Marzenia. Te roztrzaskujące się na kawałki na planecie, która zapomniała o mierze serca. „Czasami życie wystawia nas na ciężką próbę, sprawia, że dotykamy naszych słabości, że czujemy się nadzy, bezradni, osamotnieni” – powiedział Franciszek do otaczających go młodych, pytając ich o samotność narzuconą przez covid, o strach spowodowany wirusem i wojną. „Nie trzeba się wstydzić wyznania: «Boję się ciemności!». Wszyscy boimy się ciemności. Trzeba mówić o lękach, trzeba wyrażać obawy, aby móc je przegnać”. Papież Franciszek rzucił koło ratunkowe tym, którym grozi niebezpieczeństwo zatonięcia w morzu ciemności. Trzeba oświetlić to, co przeszkadza, rozprasza, zaciemnia, aby pozwolić rozbłysnąć światłu. Prawdzie i wolności. Aby móc spojrzeć w twarz własnej czarnej dziurze i pozwolić, by ulotniła się w pogawędkach z przyjacielem, mamą, wychowawcą lub po prostu z tym, kto towarzyszy ci dyskretnie w życiu. «Nie bójcie się kryzysów», zachęcał ich: «Kryzysy trzeba oświetlać, aby je przezwyciężać”.

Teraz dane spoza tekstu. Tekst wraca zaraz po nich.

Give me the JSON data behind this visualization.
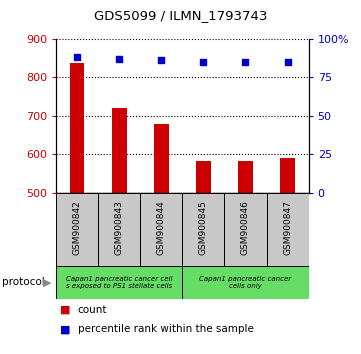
{
  "title": "GDS5099 / ILMN_1793743",
  "samples": [
    "GSM900842",
    "GSM900843",
    "GSM900844",
    "GSM900845",
    "GSM900846",
    "GSM900847"
  ],
  "counts": [
    838,
    720,
    678,
    582,
    582,
    592
  ],
  "percentile_ranks": [
    88,
    87,
    86,
    85,
    85,
    85
  ],
  "ylim_left": [
    500,
    900
  ],
  "ylim_right": [
    0,
    100
  ],
  "yticks_left": [
    500,
    600,
    700,
    800,
    900
  ],
  "yticks_right": [
    0,
    25,
    50,
    75,
    100
  ],
  "ytick_labels_right": [
    "0",
    "25",
    "50",
    "75",
    "100%"
  ],
  "bar_color": "#cc0000",
  "scatter_color": "#0000cc",
  "grid_color": "#000000",
  "group1_label": "Capan1 pancreatic cancer cell\ns exposed to PS1 stellate cells",
  "group2_label": "Capan1 pancreatic cancer\ncells only",
  "group1_color": "#66dd66",
  "group2_color": "#66dd66",
  "legend_items": [
    {
      "color": "#cc0000",
      "label": "count"
    },
    {
      "color": "#0000cc",
      "label": "percentile rank within the sample"
    }
  ],
  "protocol_label": "protocol",
  "background_color": "#ffffff",
  "plot_bg_color": "#d8d8d8",
  "tick_label_color_left": "#cc0000",
  "tick_label_color_right": "#0000cc",
  "sample_bg_color": "#c8c8c8"
}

A potem kolejna wspaniała intuicja Franciszka, apel, aby „mieć nosa” do rzeczywistości. „Mieć nosa takiego, jaki miał Jan. Gdy tylko zobaczył tego mężczyznę, który powiedział: «Zarzućcie sieci z prawej strony», miał nosa, dlatego mógł powiedzieć: «To jest Pan!». Najmłodszy z apostołów miał nosa, dlatego rozpoznał, co jest prawdziwe, piękne, wielkie. Pana. Coś, czego nie należy się wstydzić, co wręcz przeciwnie musi pomóc rzucić się w życie, przylgnąć do kogoś, kto towarzyszy. „Nie bójcie się życia, proszę! Bójcie się śmierci, śmierci duszy, śmierci przyszłości, zamknięcia serca – tego się bójcie. Ale życia – nie. Życie jest piękne, życie jest po to, by je przeżywać i dawać je innym, życie jest po to, by je współdzielić z innymi, a nie po to, by zamknąć się w sobie”.

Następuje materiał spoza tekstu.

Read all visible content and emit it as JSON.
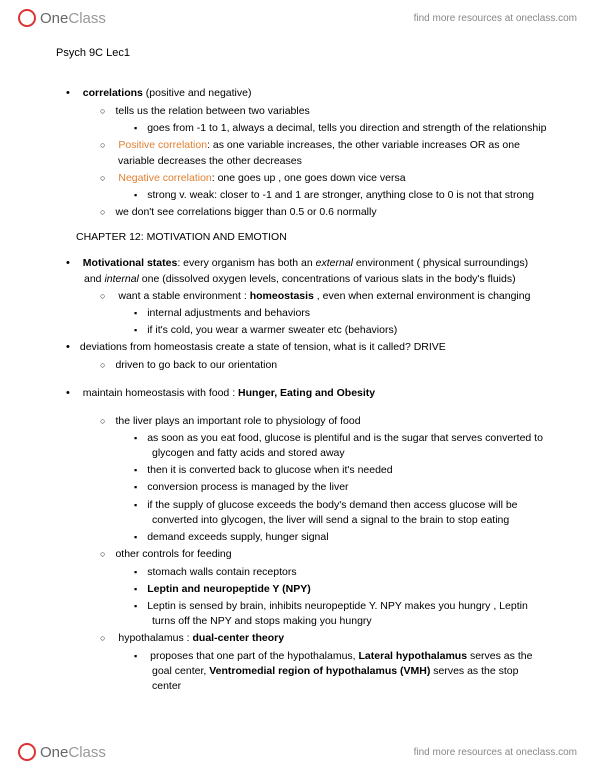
{
  "brand": {
    "one": "One",
    "class": "Class",
    "tagline": "find more resources at oneclass.com"
  },
  "doc_title": "Psych 9C Lec1",
  "chapter_title": "CHAPTER 12: MOTIVATION AND EMOTION",
  "section1": {
    "heading_bold": "correlations",
    "heading_rest": " (positive and negative)",
    "b1": "tells us the relation between two variables",
    "b1a": "goes from -1 to 1, always a decimal, tells you direction and strength of the relationship",
    "b2_label": "Positive correlation",
    "b2_rest": ": as one variable increases, the other variable increases OR as one variable decreases the other decreases",
    "b3_label": "Negative correlation",
    "b3_rest": ": one goes up , one goes down vice versa",
    "b3a": "strong v. weak: closer to -1 and 1 are stronger, anything close to 0 is not that strong",
    "b4": "we don't see correlations bigger than 0.5 or 0.6 normally"
  },
  "section2": {
    "heading_bold": "Motivational states",
    "heading_rest1": ": every organism has both an ",
    "heading_ital1": "external",
    "heading_rest2": " environment ( physical surroundings) and ",
    "heading_ital2": "internal",
    "heading_rest3": " one (dissolved oxygen levels, concentrations of various slats in the body's fluids)",
    "b1a": "want a stable environment : ",
    "b1a_bold": "homeostasis",
    "b1a_rest": " , even when external environment is changing",
    "b1a1": "internal adjustments and behaviors",
    "b1a2": "if it's cold, you wear a warmer sweater etc (behaviors)",
    "b2": "deviations from homeostasis create a state of tension, what is it called? DRIVE",
    "b2a": "driven to go back to our orientation"
  },
  "section3": {
    "heading_pre": "maintain homeostasis with food : ",
    "heading_bold": "Hunger, Eating and Obesity",
    "b1": "the liver plays an important role to physiology of food",
    "b1a": "as soon as you eat food, glucose is plentiful and is the sugar that serves converted to glycogen and fatty acids and stored away",
    "b1b": "then it is converted back to glucose when it's needed",
    "b1c": "conversion process is managed by the liver",
    "b1d": "if the supply of glucose exceeds the body's demand then access glucose will be converted into glycogen, the liver will send a signal to the brain to stop eating",
    "b1e": "demand exceeds supply, hunger signal",
    "b2": "other controls for feeding",
    "b2a": "stomach walls contain receptors",
    "b2b_bold": "Leptin and neuropeptide Y (NPY)",
    "b2c": "Leptin is sensed by brain, inhibits neuropeptide Y. NPY makes you hungry , Leptin turns off the NPY and stops making you hungry",
    "b3_pre": "hypothalamus : ",
    "b3_bold": "dual-center theory",
    "b3a_pre": "proposes that one part of the hypothalamus, ",
    "b3a_bold1": "Lateral hypothalamus",
    "b3a_mid": " serves as the goal center, ",
    "b3a_bold2": "Ventromedial region of hypothalamus (VMH) ",
    "b3a_end": "serves as the stop center"
  }
}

Mało słów. Kluczowe. Młodzi ludzie są z tego uczynieni. Nie slogany, ale jasne, proste, jednoznaczne komunikaty. Wreszcie papież zwrócił uwagę na młodą Maryję, która była nastolatką, gdy przyszło Jej wpłynąć na historię Zbawienia. Być może Ona też miała przejrzyste oczy tych młodych, ufność w przyszłość, pewność co do przeznaczenia i pragnienie szczęścia. A Jej „tak” zmieniło historię. Impet. Odpowiedź na obietnicę. W ten sposób Franciszek odwrócił znaczenie tytułu spotkania na placu św. Piotra: „Pójdź za mną” stało się „Oto jestem”.